3.) Ironically, you’re lacking iron:
We ISU students can be an ironic bunch. But what happens when your irony has too little iron? In your blood. If you’re not eating your weight in spinach, Heartland Blood will volunteer to transfuse blood directly into you after hearing how low your iron count is. It’s a one way street to becoming the vampire middle school you always wanted to be.

2.) You’ve spent too much time at Graphic Flesh this weekend:
For when they tell you to sober up and donate blood tomorrow you drop this bomb on them. While you were insanely drunk at Pub Wednesday you also decided to get this insane tattoo from Graphic Flesh. That should give you a good excuse to keep them away from your blood for at least the next six months. A fish on your ass? Totally worth keeping your blood where it belongs.

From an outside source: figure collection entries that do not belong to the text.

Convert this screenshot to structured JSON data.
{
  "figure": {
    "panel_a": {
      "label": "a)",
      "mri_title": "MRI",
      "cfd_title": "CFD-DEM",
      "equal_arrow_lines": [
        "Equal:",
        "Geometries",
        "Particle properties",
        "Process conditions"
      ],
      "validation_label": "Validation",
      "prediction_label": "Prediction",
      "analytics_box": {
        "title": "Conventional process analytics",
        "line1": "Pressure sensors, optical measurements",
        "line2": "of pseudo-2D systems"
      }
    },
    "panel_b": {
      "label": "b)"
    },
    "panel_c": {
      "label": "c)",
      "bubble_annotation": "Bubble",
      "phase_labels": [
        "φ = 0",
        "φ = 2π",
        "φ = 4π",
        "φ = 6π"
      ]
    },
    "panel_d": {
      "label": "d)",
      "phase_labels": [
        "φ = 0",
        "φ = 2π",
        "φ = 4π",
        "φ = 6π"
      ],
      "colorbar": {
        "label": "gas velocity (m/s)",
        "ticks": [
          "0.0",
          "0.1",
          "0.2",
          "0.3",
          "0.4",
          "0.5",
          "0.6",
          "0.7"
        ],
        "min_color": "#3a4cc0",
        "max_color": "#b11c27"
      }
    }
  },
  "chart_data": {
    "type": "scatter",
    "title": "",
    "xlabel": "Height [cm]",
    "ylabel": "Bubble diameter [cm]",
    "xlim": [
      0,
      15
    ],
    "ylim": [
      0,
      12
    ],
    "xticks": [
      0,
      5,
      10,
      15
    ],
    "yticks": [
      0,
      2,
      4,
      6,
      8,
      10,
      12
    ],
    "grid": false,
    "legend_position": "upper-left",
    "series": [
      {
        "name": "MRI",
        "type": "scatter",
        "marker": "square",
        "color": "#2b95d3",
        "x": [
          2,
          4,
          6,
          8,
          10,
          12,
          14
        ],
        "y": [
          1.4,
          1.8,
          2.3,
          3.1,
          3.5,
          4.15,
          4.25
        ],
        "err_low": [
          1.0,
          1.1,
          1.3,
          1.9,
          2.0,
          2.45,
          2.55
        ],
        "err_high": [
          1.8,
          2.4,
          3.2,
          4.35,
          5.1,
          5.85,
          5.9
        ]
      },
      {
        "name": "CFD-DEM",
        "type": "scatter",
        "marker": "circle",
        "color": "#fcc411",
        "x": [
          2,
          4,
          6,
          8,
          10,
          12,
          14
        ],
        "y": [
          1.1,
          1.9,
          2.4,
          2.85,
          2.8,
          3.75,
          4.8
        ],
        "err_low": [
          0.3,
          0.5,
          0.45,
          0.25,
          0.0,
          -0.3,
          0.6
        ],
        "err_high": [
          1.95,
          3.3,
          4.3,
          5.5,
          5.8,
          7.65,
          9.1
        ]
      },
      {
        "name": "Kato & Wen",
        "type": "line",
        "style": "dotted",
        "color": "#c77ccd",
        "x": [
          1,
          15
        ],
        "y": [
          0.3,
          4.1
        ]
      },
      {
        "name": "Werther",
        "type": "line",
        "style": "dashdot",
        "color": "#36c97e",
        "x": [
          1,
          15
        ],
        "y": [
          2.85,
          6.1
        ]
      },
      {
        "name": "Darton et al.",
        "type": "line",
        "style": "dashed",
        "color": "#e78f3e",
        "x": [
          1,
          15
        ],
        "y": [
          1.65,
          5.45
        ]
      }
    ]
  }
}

1.) You’re too busy, or to lazy to care:
These are trying times, and it can be hard to make time to donate blood, do laundry, or even leave your dorm in Watty. If you won’t make time to work on yourself, how can you be expected to give literal ounces of yourself away for free?

Next time Heartland Blood Center finds themselves in your DMs, or calls you in the middle of class, your brain full of life giving blood will have these excuses to pull from to rationalize its lack of kindness. You at least had the decency to be a human juice box once, but you’re definitely not doing that again.